Wage-gap activists at the AAUW and the National Women's Law Center say no—even when we control for relevant variables, women still earn less. But it always turns out that they have omitted one or two crucial variables. Consider the case of pharmacists. Almost half of all pharmacists are female, yet as a group, they earn only 85 percent of what their male counterparts earn. Why should that be? After all, male and female pharmacists are doing the same job with roughly identical educations. There must be some hidden discrimination at play. But according to the
2009 National Pharmacies Workforce Survey
, male pharmacists work on average 2.4 hours more per week, have more job experience, and more of them own their own stores.
61
A 2012
New York Times
article tells a similar story about women in medicine: “Female doctors are more likely to be pediatricians than higher-paid cardiologists. They are more likely to work part time. And even those working full time put in seven percent fewer hours a week than men. They are also much more likely to take extended leaves, most often to give birth and start a family.”
62
There are exceptions, but most workplace pay gaps and glass ceilings vanish when one accounts for these factors. And as economists
frequently remind us, if it were really true that an employer could get away with paying Jill less than Jack for the same work, clever entrepreneurs would fire all their male employees, replace them with females, and enjoy a huge market advantage.

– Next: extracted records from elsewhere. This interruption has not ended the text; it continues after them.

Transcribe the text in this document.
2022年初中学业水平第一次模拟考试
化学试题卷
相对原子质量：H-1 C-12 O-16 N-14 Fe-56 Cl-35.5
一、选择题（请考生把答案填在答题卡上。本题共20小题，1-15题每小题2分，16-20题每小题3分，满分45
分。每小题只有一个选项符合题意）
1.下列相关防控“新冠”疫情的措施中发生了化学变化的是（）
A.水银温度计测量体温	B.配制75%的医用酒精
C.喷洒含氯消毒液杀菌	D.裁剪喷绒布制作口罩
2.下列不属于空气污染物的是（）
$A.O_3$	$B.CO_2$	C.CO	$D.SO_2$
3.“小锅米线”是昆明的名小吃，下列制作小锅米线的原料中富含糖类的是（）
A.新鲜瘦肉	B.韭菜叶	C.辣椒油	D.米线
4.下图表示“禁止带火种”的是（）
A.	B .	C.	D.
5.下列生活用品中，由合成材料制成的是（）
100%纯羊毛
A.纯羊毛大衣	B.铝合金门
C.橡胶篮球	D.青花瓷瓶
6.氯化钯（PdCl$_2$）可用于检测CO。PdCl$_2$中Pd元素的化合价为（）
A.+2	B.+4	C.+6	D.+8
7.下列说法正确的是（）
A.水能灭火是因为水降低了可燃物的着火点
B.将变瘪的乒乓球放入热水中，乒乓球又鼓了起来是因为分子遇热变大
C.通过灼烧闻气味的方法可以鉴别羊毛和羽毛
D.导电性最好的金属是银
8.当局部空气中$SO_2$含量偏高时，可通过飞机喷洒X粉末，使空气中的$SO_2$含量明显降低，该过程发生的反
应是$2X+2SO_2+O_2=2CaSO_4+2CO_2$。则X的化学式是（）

Women's groups do occasionally acknowledge that the pay gap is largely explained by women's life choices, as the AAUW does in its 2007
Behind the Pay Gap.
63
But this admission is qualified: they insist that women's choices are not truly free. Women who decide, say, to stay home with children, to become pediatricians rather than cardiologists, or to attend the Fashion Industry High School rather than Aviation High are driven by sexist stereotypes. Says the AAUW, “Women's personal choices are . . . fraught with inequities.”
64
It speaks of women being “pigeonholed” into “pink-collar” jobs in health and education. According to the National Organization for Women, powerful sexist stereotypes “steer” women and men “toward different education, training, career paths,” and family roles.
65
But is it really sexist stereotypes and social conditioning that best explain women's vocational preferences and their special attachment to children? Aren't most American women free and self-determining human beings? The women's groups need to show—not dogmatically assert—that women's choices are not free. And they need to explain why, by contrast, the life choices they promote are the authentic ones—what women truly want, and what will make them happier and more fulfilled. Of course, these are weighty philosophical questions unlikely to be resolved anytime soon. But surely, one thing should be clear: ignoring boys' educational deficits is not the solution to the wage and power gap. And whatever women's problems may be, they should not blind us to the growing plight of marginally educated men.